RoiRL: Efficient, Self-Supervised Reasoning with Offline Iterative Reinforcement Learning
Aleksei Arzhantsev, Otmane Sakhi, Flavian Vasile
TL;DR
This work addresses the scalability bottleneck of enhancing LLM reasoning with reinforcement learning that typically relies on ground-truth rewards. It introduces RoiRL, an offline iterative reinforcement-learning framework that builds offline candidate sets and optimizes a weighted log-likelihood using reward transforms $g_m$, yielding a policy $\pi_m$ that evolves as $\pi_m(c,y|x) \propto \left(\prod_{j=1}^m g_j(\tilde{r}_k(y,x,\theta_{j-1}))\right) \pi_0(c,y|x)$; importantly, it can recover the same KL-regularized solution as TTRL with an appropriate choice of $g_m$, while offering greater stability and fast, memory-efficient training. Empirically, RoiRL outperforms TTRL on math-reasoning benchmarks (MATH500, AMC, AIME), achieving up to 2.5x faster training and better generalization without relying on true labels. These results demonstrate a practical path toward self-improving LLMs that scales to larger models and budgets by leveraging offline, self-generated feedback. The proposed framework thus offers a substantive step toward label-free, scalable reasoning improvements.
Abstract
Reinforcement learning (RL) is central to improving reasoning in large language models (LLMs) but typically requires ground-truth rewards. Test-Time Reinforcement Learning (TTRL) removes this need by using majority-vote rewards, but relies on heavy online RL and incurs substantial computational cost.

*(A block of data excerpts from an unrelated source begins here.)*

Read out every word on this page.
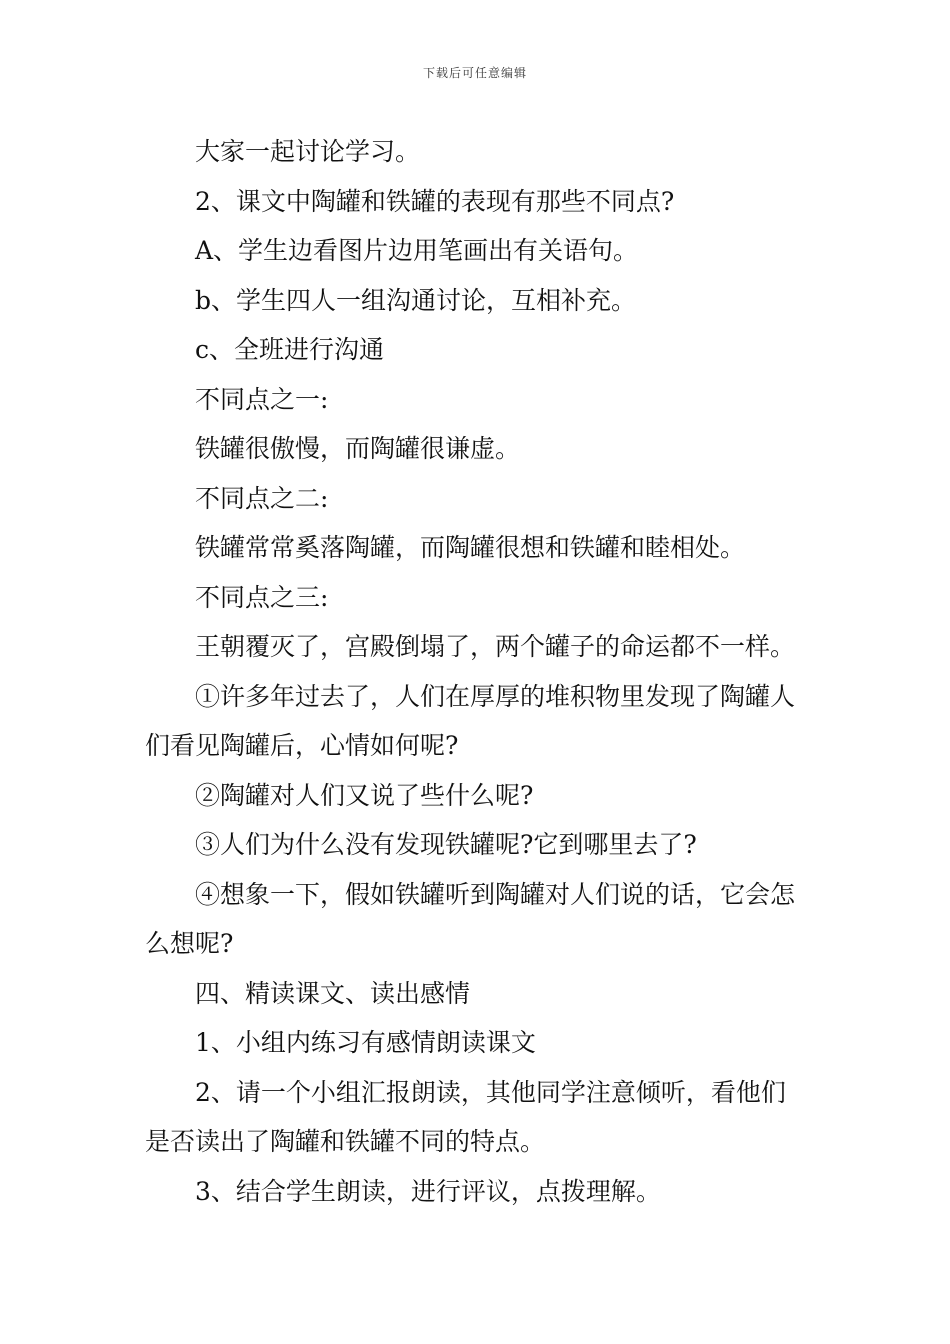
下载后可任意编辑

大家一起讨论学习。

2、课文中陶罐和铁罐的表现有那些不同点?

A、学生边看图片边用笔画出有关语句。

b、学生四人一组沟通讨论，互相补充。

c、全班进行沟通

不同点之一:

铁罐很傲慢，而陶罐很谦虚。

不同点之二:

铁罐常常奚落陶罐，而陶罐很想和铁罐和睦相处。

不同点之三:

王朝覆灭了，宫殿倒塌了，两个罐子的命运都不一样。

①许多年过去了，人们在厚厚的堆积物里发现了陶罐人们看见陶罐后，心情如何呢?

②陶罐对人们又说了些什么呢?

③人们为什么没有发现铁罐呢?它到哪里去了?

④想象一下，假如铁罐听到陶罐对人们说的话，它会怎么想呢?

四、精读课文、读出感情

1、小组内练习有感情朗读课文

2、请一个小组汇报朗读，其他同学注意倾听，看他们是否读出了陶罐和铁罐不同的特点。

3、结合学生朗读，进行评议，点拨理解。
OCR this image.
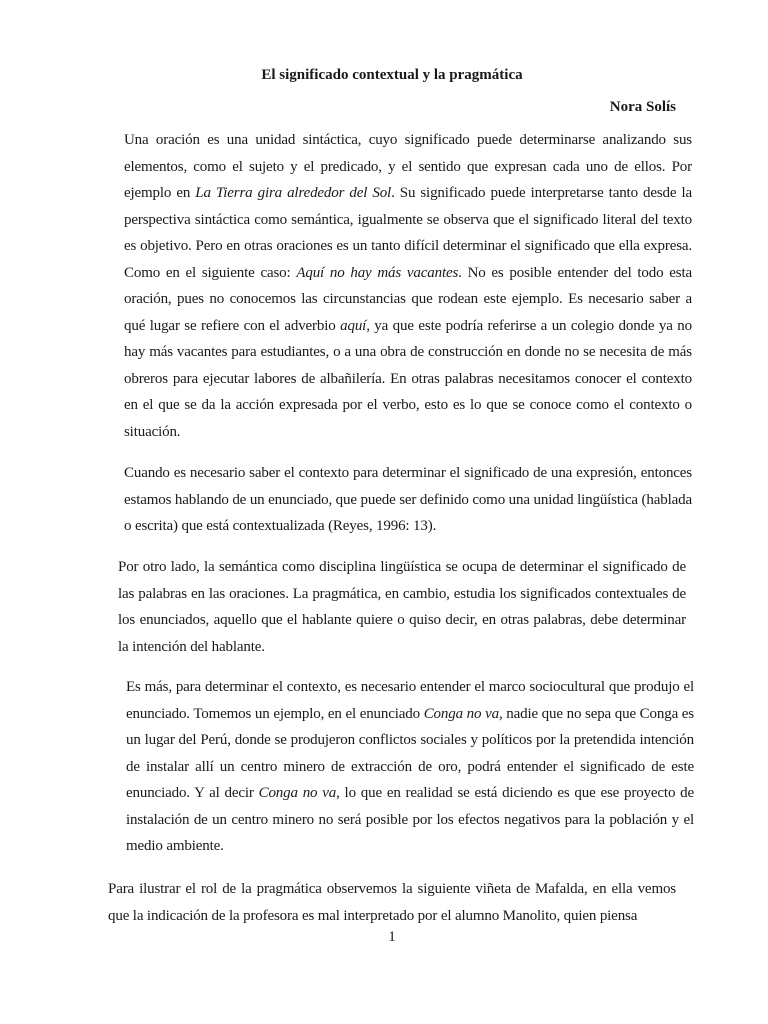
El significado contextual y la pragmática

Nora Solís

Una oración es una unidad sintáctica, cuyo significado puede determinarse analizando sus elementos, como el sujeto y el predicado, y el sentido que expresan cada uno de ellos. Por ejemplo en La Tierra gira alrededor del Sol. Su significado puede interpretarse tanto desde la perspectiva sintáctica como semántica, igualmente se observa que el significado literal del texto es objetivo. Pero en otras oraciones es un tanto difícil determinar el significado que ella expresa. Como en el siguiente caso: Aquí no hay más vacantes. No es posible entender del todo esta oración, pues no conocemos las circunstancias que rodean este ejemplo. Es necesario saber a qué lugar se refiere con el adverbio aquí, ya que este podría referirse a un colegio donde ya no hay más vacantes para estudiantes, o a una obra de construcción en donde no se necesita de más obreros para ejecutar labores de albañilería. En otras palabras necesitamos conocer el contexto en el que se da la acción expresada por el verbo, esto es lo que se conoce como el contexto o situación.

Cuando es necesario saber el contexto para determinar el significado de una expresión, entonces estamos hablando de un enunciado, que puede ser definido como una unidad lingüística (hablada o escrita) que está contextualizada (Reyes, 1996: 13).

Por otro lado, la semántica como disciplina lingüística se ocupa de determinar el significado de las palabras en las oraciones. La pragmática, en cambio, estudia los significados contextuales de los enunciados, aquello que el hablante quiere o quiso decir, en otras palabras, debe determinar la intención del hablante.

Es más, para determinar el contexto, es necesario entender el marco sociocultural que produjo el enunciado. Tomemos un ejemplo, en el enunciado Conga no va, nadie que no sepa que Conga es un lugar del Perú, donde se produjeron conflictos sociales y políticos por la pretendida intención de instalar allí un centro minero de extracción de oro, podrá entender el significado de este enunciado. Y al decir Conga no va, lo que en realidad se está diciendo es que ese proyecto de instalación de un centro minero no será posible por los efectos negativos para la población y el medio ambiente.

Para ilustrar el rol de la pragmática observemos la siguiente viñeta de Mafalda, en ella vemos que la indicación de la profesora es mal interpretado por el alumno Manolito, quien piensa

1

We propose RoiRL: Reasoning with offline iterative Reinforcement Learning, a family of lightweight offline learning alternatives that can target the same regularized optimal policies. Unlike TTRL, RoiRL eliminates the need to maintain a reference model and instead optimizes weighted log-likelihood objectives, enabling stable training with significantly lower memory and compute requirements. Experimental results show that RoiRL trains to 2.5x faster and consistently outperforms TTRL on reasoning benchmarks, establishing a scalable path to self-improving LLMs without labels.